L'an dernier, le censeur militaire israélien a empêché la publication d'une moyenne de deux articles par jour dans les médias israéliens; il est également intervenu dans le contenu de treize autres articles. Cela fait de 2025 la deuxième année la plus marquante après 2024, en matière de censure médiatique en Israël en l'espace de 15 ans, depuis que +972 Magazine suit ces données.
Selon les données limitées fournies en réponse à une demande d'accès à l'information déposée par +972 et le Mouvement pour la liberté de l'information, le censeur — une unité rattachée à la Direction du renseignement militaire israélien — a exigé des suppressions ou modifications dans 4 974 contenus journalistiques l'an dernier.

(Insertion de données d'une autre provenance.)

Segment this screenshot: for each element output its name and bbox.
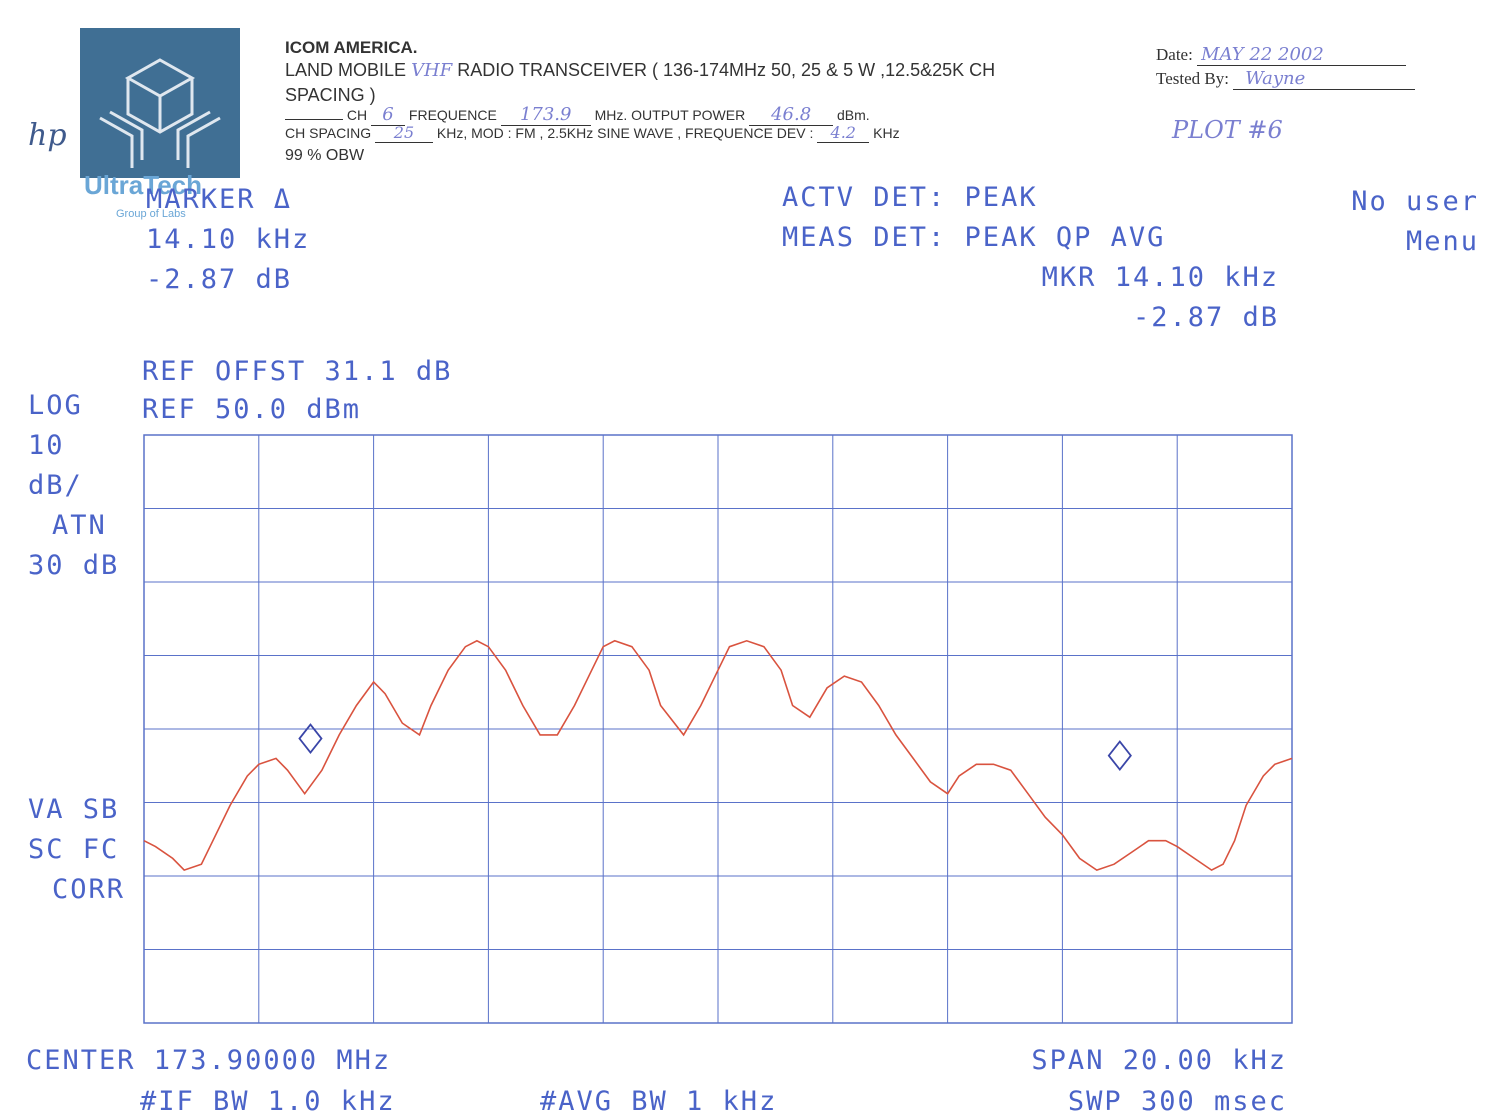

Ce chiffre est inférieur aux 6 265 cas recensés l'année précédente, mais demeure nettement supérieur à la moyenne annuelle d'environ 2 300 entre 2011 et 2023.
En outre, le censeur a totalement interdit la publication de 753 contenus journalistiques — contre le record de 1 635 en 2024, mais toujours au-dessus de la moyenne annuelle précédente d'environ 320. Au total, l'armée israélienne a empêché la diffusion d'informations au public plus de quinze fois par jour en moyenne durant toute l'année 2025.

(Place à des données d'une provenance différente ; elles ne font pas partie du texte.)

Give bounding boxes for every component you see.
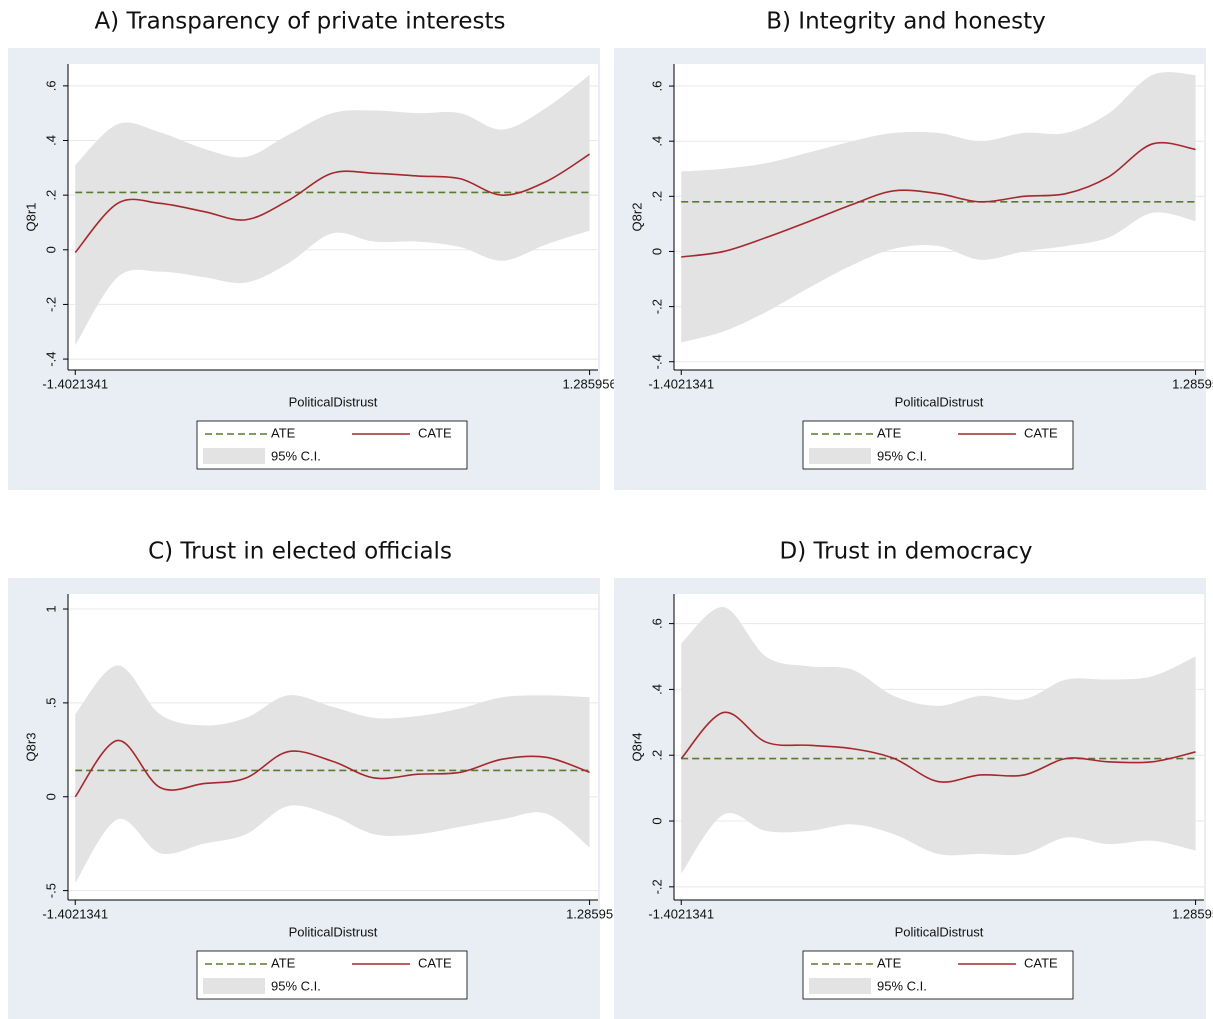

La loi israélienne oblige les médias à soumettre au censeur, avant publication, les articles traitant de questions liées à la « sécurité », conformément aux « règlements d'exception » adoptés après la fondation de l'État d'Israël et toujours en vigueur aujourd'hui. En 2025, les médias ont soumis 17 176 contenus au contrôle du censeur, contre une moyenne annuelle précédente légèrement inférieure à 12 000 et un record historique de 20 770 en 2024.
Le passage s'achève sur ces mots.